Optimism, Compassion, Strength, Cooperation, & Humor
Divorce as a Growth Opportunity
As a child, I learned firsthand how painful divorce can be for everyone in a family. As years passed, I also saw that families can grow through this experience. There can even be positive outcomes and benefits, such as improved relationships with each parent, decreased stress in the household and new relationships with step-parents. These lessons informed my goal early on to help families through this challenging time. Ultimately, I obtained my bachelor’s degree in psychology at UC Berkeley and master’s degrees in psychology with this objective in mind. However, I learned quickly that the most direct way that I could help families in this process was as an attorney. I enrolled in law school at UC Hastings focused on family law, working as an assistant for my family law professor and for the family court at San Francisco Superior Court.
I'm often asked how I deal with the high level of conflict and anger which are inherent in divorce cases. The answer - humor. Yes, there are many laughs in my office. Resolving these challenging cases requires humor, respect for each individual’s position, an open mind to different lifestyles and choices, and an ability to see resolutions. I feel incredibly fortunate to be trusted with this private and vulnerable time in my clients’ lives, and I am so proud of all of the people with whom I’ve had the honor to work. The vast majority of my clients move past the fractious time of divorce into a richer, more peaceful life.
As an attorney, my primary focus has always been on settlement. When I represent individual clients in litigated cases, I listen to my client’s needs then immediately attempt to find solutions that will keep them out of the courtroom. While I am not personally opposed to litigating cases, I find that the majority of my clients are able to obtain a more satisfying result at a far lower fee and with less conflict if the attorneys involved work together rather than in opposition. Opposing parties may hate each other when they begin a case, and they may continue to feel this way when the case is resolved, but in most cases, they will have to continue to have a relationship with each other through their children or community.

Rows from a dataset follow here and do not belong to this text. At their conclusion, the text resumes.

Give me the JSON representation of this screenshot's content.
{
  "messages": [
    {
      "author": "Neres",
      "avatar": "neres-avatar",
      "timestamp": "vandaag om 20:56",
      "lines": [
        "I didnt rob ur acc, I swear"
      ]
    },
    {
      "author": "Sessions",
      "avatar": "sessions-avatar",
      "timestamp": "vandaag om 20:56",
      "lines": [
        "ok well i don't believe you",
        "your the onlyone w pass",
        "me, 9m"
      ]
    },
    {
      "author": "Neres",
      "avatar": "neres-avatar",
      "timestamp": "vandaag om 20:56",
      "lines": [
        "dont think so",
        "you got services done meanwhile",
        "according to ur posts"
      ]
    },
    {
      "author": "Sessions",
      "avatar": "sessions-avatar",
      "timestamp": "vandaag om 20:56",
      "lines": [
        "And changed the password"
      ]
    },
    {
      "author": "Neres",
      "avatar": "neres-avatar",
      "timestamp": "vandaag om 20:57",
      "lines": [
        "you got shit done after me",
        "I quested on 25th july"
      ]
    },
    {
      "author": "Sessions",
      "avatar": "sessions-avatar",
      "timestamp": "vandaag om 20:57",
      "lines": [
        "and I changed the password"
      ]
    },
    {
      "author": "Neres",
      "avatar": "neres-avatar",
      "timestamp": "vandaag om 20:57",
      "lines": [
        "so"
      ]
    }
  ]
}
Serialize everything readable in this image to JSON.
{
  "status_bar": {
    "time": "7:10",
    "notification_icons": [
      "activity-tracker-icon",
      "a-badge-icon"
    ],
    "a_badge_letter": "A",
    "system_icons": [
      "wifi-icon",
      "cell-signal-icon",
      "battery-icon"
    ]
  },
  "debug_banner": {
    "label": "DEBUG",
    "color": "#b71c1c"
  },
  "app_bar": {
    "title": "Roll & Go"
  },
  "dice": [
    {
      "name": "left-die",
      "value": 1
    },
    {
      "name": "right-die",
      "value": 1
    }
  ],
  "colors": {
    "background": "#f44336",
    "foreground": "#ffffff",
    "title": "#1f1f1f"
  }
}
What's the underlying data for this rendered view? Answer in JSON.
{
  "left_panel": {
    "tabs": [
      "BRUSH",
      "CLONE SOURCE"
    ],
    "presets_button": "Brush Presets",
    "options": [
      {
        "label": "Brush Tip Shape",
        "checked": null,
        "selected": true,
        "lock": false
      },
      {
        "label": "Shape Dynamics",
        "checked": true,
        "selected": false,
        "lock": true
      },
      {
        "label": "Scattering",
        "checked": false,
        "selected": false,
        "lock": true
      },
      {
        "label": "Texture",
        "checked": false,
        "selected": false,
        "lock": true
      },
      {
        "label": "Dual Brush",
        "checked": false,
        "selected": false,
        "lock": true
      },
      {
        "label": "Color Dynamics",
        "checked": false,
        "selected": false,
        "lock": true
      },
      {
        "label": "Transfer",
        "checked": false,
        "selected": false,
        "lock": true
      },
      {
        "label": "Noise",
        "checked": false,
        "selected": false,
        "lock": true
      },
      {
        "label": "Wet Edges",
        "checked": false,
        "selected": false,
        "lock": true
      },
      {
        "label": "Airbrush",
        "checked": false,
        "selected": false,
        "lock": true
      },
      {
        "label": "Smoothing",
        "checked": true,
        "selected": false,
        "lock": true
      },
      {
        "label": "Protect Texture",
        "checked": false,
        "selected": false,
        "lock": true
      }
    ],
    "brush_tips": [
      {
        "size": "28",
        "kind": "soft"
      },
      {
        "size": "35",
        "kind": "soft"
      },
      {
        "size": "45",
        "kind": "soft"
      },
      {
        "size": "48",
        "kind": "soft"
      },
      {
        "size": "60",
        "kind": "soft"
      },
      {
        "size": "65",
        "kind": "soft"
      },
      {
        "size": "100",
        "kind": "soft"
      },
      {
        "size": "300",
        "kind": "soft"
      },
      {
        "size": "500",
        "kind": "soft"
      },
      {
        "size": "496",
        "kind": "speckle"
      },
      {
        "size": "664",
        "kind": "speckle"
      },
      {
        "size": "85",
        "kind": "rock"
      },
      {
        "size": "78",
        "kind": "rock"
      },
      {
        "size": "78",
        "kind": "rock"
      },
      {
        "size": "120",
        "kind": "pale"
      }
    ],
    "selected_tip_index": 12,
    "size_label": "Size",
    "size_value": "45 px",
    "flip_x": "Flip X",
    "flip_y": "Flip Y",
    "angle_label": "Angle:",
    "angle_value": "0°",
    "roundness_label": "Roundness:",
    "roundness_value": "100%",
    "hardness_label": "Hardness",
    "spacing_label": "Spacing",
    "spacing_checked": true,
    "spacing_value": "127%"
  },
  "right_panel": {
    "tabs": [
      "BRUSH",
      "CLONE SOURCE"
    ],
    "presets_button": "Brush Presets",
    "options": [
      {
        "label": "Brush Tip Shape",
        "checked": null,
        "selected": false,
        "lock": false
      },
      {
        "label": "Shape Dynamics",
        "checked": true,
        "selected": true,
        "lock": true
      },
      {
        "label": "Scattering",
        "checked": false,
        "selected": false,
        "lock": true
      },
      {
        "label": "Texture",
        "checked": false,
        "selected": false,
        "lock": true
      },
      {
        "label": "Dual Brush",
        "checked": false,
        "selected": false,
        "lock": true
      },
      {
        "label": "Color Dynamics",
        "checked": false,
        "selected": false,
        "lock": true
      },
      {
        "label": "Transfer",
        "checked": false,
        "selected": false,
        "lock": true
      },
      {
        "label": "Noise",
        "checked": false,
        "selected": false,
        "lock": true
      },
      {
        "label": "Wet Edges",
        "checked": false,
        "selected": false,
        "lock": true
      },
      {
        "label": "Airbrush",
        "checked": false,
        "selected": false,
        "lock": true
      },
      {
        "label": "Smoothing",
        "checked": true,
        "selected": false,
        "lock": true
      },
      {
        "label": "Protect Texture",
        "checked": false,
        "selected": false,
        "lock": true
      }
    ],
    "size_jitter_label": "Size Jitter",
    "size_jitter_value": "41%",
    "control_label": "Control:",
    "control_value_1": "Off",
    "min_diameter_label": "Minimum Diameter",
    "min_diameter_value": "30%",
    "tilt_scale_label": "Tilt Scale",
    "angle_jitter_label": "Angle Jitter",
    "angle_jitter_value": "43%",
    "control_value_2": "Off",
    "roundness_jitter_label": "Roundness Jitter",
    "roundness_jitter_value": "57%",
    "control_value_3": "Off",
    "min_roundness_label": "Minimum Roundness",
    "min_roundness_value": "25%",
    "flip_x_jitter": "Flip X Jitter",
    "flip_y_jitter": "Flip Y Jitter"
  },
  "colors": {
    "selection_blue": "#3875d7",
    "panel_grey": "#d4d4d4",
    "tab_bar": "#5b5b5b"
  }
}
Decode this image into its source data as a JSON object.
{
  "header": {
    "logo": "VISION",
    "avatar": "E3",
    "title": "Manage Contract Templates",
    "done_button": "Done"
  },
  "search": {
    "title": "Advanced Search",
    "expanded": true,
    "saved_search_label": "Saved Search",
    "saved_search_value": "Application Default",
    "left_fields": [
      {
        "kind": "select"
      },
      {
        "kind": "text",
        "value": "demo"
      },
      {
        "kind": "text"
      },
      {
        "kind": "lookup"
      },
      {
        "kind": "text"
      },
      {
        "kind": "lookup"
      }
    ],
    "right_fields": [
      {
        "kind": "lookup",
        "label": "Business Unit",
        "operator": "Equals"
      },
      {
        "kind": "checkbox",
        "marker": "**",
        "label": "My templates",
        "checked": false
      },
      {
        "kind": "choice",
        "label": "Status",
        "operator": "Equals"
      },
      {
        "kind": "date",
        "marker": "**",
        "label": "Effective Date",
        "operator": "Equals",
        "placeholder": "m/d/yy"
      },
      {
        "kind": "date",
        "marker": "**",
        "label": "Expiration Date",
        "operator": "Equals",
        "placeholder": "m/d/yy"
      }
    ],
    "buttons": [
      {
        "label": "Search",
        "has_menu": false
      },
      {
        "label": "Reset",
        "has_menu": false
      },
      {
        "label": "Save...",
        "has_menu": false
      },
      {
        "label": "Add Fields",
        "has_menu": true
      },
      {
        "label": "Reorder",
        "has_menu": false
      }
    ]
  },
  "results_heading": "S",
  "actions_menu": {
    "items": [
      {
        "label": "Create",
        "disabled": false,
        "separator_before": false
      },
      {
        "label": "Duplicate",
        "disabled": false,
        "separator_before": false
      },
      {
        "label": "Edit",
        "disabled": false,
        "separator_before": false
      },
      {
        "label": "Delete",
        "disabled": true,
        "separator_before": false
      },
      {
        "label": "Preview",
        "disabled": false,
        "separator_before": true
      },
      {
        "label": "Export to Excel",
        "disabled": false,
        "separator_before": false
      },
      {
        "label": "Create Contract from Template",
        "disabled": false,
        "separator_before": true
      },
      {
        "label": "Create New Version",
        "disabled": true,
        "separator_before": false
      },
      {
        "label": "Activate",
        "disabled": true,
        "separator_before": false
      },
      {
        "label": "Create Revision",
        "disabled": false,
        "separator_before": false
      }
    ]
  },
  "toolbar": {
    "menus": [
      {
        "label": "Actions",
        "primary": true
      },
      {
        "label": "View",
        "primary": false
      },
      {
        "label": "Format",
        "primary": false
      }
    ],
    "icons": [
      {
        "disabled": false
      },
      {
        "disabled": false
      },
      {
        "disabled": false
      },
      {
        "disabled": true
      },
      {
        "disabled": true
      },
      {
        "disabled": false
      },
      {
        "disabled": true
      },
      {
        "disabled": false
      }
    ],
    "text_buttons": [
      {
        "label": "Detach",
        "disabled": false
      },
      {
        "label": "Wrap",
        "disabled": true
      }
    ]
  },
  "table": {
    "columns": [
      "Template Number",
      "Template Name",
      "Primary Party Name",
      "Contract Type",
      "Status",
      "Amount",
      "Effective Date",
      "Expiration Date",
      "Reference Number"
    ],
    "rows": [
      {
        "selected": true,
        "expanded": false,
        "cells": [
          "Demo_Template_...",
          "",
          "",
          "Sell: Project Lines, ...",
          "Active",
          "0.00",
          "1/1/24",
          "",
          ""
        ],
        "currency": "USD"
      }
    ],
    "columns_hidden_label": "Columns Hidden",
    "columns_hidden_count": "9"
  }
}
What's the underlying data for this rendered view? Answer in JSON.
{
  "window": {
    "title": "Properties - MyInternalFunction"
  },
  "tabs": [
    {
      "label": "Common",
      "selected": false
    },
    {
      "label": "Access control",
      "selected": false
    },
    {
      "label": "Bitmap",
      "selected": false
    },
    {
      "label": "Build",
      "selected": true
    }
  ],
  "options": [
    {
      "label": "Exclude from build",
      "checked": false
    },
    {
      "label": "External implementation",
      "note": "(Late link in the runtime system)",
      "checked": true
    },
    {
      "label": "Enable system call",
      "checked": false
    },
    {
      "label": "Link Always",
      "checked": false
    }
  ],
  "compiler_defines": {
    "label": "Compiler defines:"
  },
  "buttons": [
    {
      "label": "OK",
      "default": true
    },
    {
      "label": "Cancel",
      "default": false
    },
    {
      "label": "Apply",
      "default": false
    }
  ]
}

When attorneys fuel that hatred in a misguided attempt to defend their clients, generally the only winners are the attorneys whose fees rise in proportion to the amount of tension and uncontained anger in a case.
One of my primary strengths in resolving cases is the dignity with which I treat all of the people involved in my cases. Throughout the years, I have established a reputation in our community of being compassionate, cooperative, and strong. I am proud of the dignity with which I treat my colleagues and the respect I have garnered as a result. Other attorneys know that I am going to handle a case with as a compassionate and firm advocate for my client but also with the cooperative spirit required for settlement.